Wajid Hussain, 43 from Rochdale, was also convicted of conspiracy to kidnap and was jailed for 4 years and 2 months.
Sobia Syed, 41, from Bradford, admitted conspiracy to possess criminal property but she was given a suspended sentence.
As for that Huddersfield drug dealer who was shot dead by the police in 2017, an inquest in November 2022 heard that at the time of the shooting Yaqub was suspected of plotting to kidnap a rival, Kilal Sidat.
This article, in the Bradford Telegraph & Argus, states that Yaqub met a notorious Bradford drug dealer called Mohammed Nisar Khan - known as Meggy - on 2 January 2017 and had apparently been given the green light by him to kidnap and assault Sidat.

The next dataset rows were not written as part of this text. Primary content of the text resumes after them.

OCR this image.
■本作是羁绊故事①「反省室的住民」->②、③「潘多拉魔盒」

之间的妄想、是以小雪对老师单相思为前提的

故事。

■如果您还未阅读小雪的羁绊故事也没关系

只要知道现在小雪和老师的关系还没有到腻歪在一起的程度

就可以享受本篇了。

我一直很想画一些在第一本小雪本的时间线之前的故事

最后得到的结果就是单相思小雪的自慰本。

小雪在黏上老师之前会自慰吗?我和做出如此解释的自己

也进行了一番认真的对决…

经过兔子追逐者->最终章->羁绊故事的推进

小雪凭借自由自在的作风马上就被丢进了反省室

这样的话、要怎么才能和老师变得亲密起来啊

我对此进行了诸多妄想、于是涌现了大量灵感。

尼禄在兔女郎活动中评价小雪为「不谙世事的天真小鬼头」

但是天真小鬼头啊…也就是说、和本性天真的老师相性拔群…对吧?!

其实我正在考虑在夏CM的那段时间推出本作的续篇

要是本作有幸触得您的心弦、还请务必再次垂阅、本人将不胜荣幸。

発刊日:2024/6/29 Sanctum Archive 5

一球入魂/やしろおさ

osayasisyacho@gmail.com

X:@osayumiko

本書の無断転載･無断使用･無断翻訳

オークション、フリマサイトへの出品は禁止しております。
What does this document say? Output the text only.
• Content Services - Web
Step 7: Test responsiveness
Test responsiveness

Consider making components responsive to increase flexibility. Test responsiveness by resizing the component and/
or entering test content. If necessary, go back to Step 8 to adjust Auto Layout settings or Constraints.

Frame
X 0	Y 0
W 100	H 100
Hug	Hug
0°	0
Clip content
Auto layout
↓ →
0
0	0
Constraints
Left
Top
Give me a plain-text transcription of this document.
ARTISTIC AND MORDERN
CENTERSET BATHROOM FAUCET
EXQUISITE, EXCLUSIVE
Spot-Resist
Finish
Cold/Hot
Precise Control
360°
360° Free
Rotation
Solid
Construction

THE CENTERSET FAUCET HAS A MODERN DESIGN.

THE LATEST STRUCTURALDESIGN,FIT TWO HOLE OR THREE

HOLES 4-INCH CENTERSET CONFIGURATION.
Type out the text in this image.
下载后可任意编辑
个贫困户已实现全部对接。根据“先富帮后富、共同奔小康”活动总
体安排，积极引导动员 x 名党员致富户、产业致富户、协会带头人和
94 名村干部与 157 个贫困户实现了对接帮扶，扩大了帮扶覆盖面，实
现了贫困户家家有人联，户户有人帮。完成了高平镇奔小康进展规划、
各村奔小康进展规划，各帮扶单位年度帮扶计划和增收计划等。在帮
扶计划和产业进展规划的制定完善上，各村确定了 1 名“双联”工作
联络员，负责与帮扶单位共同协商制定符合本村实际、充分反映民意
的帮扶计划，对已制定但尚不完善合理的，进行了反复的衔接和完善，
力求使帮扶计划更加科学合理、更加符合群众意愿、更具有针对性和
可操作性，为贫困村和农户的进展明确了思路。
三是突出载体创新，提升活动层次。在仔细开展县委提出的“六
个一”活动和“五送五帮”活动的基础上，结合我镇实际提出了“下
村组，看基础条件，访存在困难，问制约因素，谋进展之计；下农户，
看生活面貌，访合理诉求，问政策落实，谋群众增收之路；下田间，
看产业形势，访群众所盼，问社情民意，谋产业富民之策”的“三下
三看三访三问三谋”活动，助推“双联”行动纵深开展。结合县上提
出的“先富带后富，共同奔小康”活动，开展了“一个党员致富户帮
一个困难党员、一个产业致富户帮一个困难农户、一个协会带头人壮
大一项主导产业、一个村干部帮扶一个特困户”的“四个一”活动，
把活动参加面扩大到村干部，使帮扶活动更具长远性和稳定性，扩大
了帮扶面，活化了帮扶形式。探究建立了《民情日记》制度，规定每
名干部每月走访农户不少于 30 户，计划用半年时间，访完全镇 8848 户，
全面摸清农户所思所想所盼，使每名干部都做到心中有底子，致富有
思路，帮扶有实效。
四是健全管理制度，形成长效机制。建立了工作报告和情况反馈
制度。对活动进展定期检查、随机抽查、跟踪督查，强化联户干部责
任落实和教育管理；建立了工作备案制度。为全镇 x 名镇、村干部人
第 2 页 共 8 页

Meggy Khan, 41, was jailed for life - with a minimum term of 26 years - in May 2019 for the murder of Amriz Iqbal, 40, who was deliberately run over with a car.
The Recorder of Bradford, Judge Jonathan Durham Hall, said Meggy (pictured below), "clearly commanded obedience and loyalty from others and his actions demonstrated that he was dangerous and considered himself untouchable."
Back to that inquest into the M62 police shooting.
The inquest jury - who were not allowed by the coroner to find a ruling of unlawful killing - ruled V39, the police officer who shot Mohammed Yassar Yaqub acted lawfully and "honestly believed... his life was in danger and he used reasonable force discharging his firearm".
The dead man’s father, Mohammed Yaqub, was quoted in this BBC article saying: "We are shocked and do not understand the verdict that this was lawful killing. We believe Yassar was unlawfully killed by V39. He was killed for no good reason. My family and I were cruelly robbed of Yassar. The chance to say our last words was missed.”